Конечно, Вероника не понимала причину его страданий, и предположить не могла, что это от него получала стихи, что ему когда-то вышила платок, и по нему столько вздыхала, столько слез пролила. Она стояла на коленях перед страдальцем вокруг которого клубилась черная аура, и шептала ему нежные слова, а он, понявши, что прощен, вдруг весь просиял, наполнился светом…
Забыли про Рэниса, а ведь он все это время держал Веронику за другую руку, и вот, как только она опустилась на колени, как только начала дарить нежные чувства Робину – так он заскрежетал зубами – и с такой то силой ими скрежетал, что края их переламывались, а из десен кровь выступала. Он стал звать ее по имени – он шипел это имя, он стонал его, он дрожащим голосом требовал, чтобы она вспомнила, как танцевали они под лунным светом – потом взгляд его переметнулся на Робина, и тут же ненависть там вспыхнула. Да – он признал в нем своего брата, однако – это не имело никакого значения: пусть брат, пусть Моргот, пусть Иллуватор – главное, он отнимал внимание Вероники, которое, по его мнению, должно было только к нему быть обращено – он не понимал, и не хотел понимать, страданий своего брата, Рэнису было плевать на его любовь – только одно было значимо – этот некто отнимал ту нежность, тот свет, который должен был принадлежать ему…
«Ненавистный! Урод! Что он там хрипит – про любовь, про прощение?! И весь то так и засиял – да конечно же – даже и такая образина засияет, когда Она дарит ему нежный взгляд, когда – приближается к нему губами!..» – Вероника действительно хотела поцеловать Рэниса в лоб, приблизилась к нему – тогда то и потерял Рэнис всякое терпенье – любовь его отнимали! Любовь – свобода – счастье – Вероника – все слилось в единое облако, и был «Враг», который жаждал это отнять – и вот Рэнис бросился на этого «врага» (не выпуская руки Вероники), и он, как пес бешенный вцепился зубами своему брату в плечо. Хотел в горло вцепиться, и вцепился бы, но от ярости все в глазах его потемнело, и он уж вслепую продолжал свое безумство. Он прокусил сразу же и до крови, с силой дернул в сторону, на стоптанный, грязный снег, и они, надрываясь, рыча, моля о любви, шепча нежные слова – все повалились под ноги Цродграбов, которые не смели вмешаться, ибо и для них это было как-то слишком дико – так бы они смотрели, если бы стали тухнуть звезды на небе, а мир стираться – что тут можно делать, что говорить, когда все, что составляло их жизнь уходит? В совершенном безмолвии они пятились, и, когда кто-нибудь падал, то даже и под ногами, даже испытывая муки не стонал – чувствуя, как ничтожна собственная его боль против этой трагедии…

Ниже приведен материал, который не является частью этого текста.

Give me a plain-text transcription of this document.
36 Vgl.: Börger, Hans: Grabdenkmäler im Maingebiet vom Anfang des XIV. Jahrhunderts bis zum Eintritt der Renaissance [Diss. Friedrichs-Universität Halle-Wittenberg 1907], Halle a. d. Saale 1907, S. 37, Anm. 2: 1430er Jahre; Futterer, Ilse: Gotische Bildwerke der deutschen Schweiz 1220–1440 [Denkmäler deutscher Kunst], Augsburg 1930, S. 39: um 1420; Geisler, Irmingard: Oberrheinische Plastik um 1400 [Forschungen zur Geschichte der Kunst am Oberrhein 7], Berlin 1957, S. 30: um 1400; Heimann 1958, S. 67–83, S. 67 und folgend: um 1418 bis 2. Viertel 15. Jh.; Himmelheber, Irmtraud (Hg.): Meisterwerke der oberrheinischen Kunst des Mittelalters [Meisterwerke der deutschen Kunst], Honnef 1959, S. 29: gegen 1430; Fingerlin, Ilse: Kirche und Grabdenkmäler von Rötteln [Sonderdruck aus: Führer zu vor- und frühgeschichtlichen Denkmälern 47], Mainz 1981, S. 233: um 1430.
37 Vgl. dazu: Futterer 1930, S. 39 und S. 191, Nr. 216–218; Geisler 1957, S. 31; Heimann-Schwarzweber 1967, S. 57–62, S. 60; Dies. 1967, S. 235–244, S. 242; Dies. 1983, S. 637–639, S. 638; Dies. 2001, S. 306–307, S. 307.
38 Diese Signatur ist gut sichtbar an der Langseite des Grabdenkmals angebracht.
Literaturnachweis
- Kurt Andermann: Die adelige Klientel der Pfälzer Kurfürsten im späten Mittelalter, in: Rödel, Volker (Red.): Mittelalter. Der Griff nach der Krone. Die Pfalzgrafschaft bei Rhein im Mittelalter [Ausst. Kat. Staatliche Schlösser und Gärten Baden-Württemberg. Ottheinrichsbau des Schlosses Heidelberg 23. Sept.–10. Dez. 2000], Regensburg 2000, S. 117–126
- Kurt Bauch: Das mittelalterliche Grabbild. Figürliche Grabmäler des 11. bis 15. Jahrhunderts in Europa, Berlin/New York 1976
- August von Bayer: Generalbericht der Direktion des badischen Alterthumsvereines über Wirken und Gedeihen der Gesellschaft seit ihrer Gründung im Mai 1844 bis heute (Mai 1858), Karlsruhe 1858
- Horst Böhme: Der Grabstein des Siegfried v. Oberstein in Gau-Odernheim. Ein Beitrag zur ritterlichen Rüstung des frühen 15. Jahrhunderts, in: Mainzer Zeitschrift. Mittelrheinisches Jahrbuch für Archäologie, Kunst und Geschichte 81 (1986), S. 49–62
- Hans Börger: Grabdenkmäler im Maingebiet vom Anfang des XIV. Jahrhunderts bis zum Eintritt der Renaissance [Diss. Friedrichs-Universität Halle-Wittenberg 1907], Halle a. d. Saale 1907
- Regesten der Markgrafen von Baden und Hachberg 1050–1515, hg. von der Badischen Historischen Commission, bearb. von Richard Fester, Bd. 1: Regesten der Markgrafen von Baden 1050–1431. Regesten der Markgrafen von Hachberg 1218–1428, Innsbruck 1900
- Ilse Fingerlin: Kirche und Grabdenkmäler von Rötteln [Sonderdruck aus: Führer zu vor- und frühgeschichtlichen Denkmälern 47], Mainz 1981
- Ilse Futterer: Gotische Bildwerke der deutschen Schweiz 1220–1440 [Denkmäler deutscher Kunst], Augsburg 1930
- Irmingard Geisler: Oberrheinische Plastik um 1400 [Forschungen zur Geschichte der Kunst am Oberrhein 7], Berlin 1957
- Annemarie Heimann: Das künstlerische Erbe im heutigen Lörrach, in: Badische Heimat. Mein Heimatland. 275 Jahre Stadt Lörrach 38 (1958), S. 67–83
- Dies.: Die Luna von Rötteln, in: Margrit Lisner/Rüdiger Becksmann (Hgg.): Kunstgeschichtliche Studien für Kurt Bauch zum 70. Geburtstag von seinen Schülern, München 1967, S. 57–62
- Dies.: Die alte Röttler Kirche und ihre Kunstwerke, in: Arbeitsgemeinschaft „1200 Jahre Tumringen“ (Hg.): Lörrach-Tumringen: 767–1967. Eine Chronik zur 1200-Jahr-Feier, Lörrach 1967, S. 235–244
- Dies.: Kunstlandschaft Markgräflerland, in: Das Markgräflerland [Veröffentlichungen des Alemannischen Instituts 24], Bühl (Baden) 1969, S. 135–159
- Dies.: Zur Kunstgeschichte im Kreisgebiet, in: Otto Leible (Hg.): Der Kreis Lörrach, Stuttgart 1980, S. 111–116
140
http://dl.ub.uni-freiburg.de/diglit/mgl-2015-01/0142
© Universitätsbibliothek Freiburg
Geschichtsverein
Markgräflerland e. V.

Они в каком-то завораживающем, болезненном ритме крутились по снегу – то, вдруг, замирали; то, рывком, вновь начинали свое движенье.
– Что же вы, миленькие мои… Бедненькие, родненькие вы мои… Что же вы?.. Ну, пожалуйста, пожалуйста – не надо больше… остановитесь…
Так молила она их, плачущим, нежным шепотом – наклоняясь своим теплым, солнечным дыханием то к уху одного, то другого. А Рэнис хотел сначала извести это ненавистное, мешающее ему счастью, принадлежащее этому мерзкому для него мира, а потом уж быть счастливым с Вероникой, и вновь кружить с ней в танце – и улететь! И улететь – вернуться к счастью. Ах, а он даже и не понимал, что, ослепленный злобой, все дальше отходит от того счастья – он даже и не понимал, что боль, которая так сжимала его, так жгла – что вся она не извне исходит, но в нем самом…
А Робин… Его болезненное, так долго страдавшее сознание, породило уверенность, что – это есть наказание за утерю Святыни-платка – и он еще считал, что эта боль, уже кость ему дробящая, и, раздирая плоть, все горлу приближающаяся – что эта боль еще слишком малое наказание за совершенный им грех. Он видел плачущие очи Вероники, слышал ее нежный шепот, однако – и эти ласковые глаза, и это изуверское «наказание», вовсе и не казались ему противоречивыми – и он молил у нее о прощении, и он тянулся к ней, жаждя поцелуя, как высшего блаженства – это же понимал и Рэнис, отчего только в большую ярость приходил – зубы его трещали – он ничего не видел – он вгрызался, он заглатывал кровь, а в голове раскаленным пульсом билось: «Подожди, подожди любимая, вот сейчас с этой мразью разделаюсь, и тогда уж ничто нашему счастью не помешает!»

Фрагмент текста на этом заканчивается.